**FILE** The D.C. Council chamber at the John A. Wilson Building in D.C. (Courtesy of dccouncil.us)
**FILE** The D.C. Council chamber at the John A. Wilson Building in D.C. (Courtesy of dccouncil.us)

The D.C. Council voted overwhelmingly Tuesday in favor of a new ward boundary map that has Wards 7 and 8 taking in new neighborhoods at Ward 6’s expense in order for each of the eight wards to have equitable populations.

Eleven council members voted for the plan while Trayon White (D-Ward 8) voted present and Vincent Gray (D-Ward 7) did not participate in the legislative meeting due to illness.

The boundaries will stand for the next 10 years. The plan, in the form of a bill, goes to D.C. Mayor Muriel Bowser for her signature and the congressional review process begins. If there are no objections from Congress, the plan becomes functional.

The council had the charge of making sure each of the city’s eight wards had equitable populations or 86,000 residents, with a plus or minus of five percent.

Ward 8 will move west across the Anacostia River to pick up a large portion of the Navy Yard neighborhood. Ward 7 will move westward also, going to 15th Street and Benning Road, encompassing neighborhoods such as Kingman Park and Rosedale.

White tried to pass an amendment that would have had the 11th Street Bridge totally in Ward 8, but it failed.

In a Ward 7 Democrats email on Friday, leaders of that organization praised the new plan that included the changes mentioned above, but wanted the western boundary extended to 16th Street and the Pennsylvania Avenue SE neighborhood located near the Potomac Avenue Metro Station in their ward. No consideration of their proposal occurred.

Council member Kenyan McDuffie (D-Ward 5) introduced an amendment that passed, 7-5, that keeps the Armed Forces Retirement Home-Washington, D.C. and the Washington Hospital Center in Ward 5 instead of becoming a part of Ward 1.

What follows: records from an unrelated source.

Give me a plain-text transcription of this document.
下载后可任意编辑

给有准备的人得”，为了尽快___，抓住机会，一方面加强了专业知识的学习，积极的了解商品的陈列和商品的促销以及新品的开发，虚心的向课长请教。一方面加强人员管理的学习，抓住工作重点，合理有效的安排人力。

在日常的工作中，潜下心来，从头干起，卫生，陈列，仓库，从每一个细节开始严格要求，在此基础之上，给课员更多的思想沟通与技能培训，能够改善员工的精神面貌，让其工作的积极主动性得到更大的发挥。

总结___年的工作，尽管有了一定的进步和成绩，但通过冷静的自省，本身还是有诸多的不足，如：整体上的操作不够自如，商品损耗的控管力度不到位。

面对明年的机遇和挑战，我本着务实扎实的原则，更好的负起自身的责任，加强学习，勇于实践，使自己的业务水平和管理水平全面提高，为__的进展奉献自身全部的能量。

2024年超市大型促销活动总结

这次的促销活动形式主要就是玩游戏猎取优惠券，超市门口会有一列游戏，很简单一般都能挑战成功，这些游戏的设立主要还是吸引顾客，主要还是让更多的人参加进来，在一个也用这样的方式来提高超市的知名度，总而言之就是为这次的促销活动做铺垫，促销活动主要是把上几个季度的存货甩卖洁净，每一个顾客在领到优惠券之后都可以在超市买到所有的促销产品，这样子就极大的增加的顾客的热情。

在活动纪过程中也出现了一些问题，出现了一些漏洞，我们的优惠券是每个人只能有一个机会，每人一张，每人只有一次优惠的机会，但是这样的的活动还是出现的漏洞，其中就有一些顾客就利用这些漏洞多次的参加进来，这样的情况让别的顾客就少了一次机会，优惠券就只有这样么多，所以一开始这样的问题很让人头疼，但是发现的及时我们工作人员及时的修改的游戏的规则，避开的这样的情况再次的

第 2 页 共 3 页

Former Council member Vincent Orange, who is running for his old Ward 5 seat, praised McDuffie’s effort to keep the ward as it is.

“Our beloved Ward 5 remains intact,” Orange said in a Facebook post Tuesday. “That is the Armed Forces Retirement Home, the Washington Hospital Center, and the New York Avenue Recreation Center will remain in Ward 5.”

The plans include slight changes such as a portion of the Shaw neighborhood in Ward 6 reverting to Ward 2 and some block changes dealing with Wards 1 and 2. The plan doesn’t change the boundaries of Wards 3 and 4.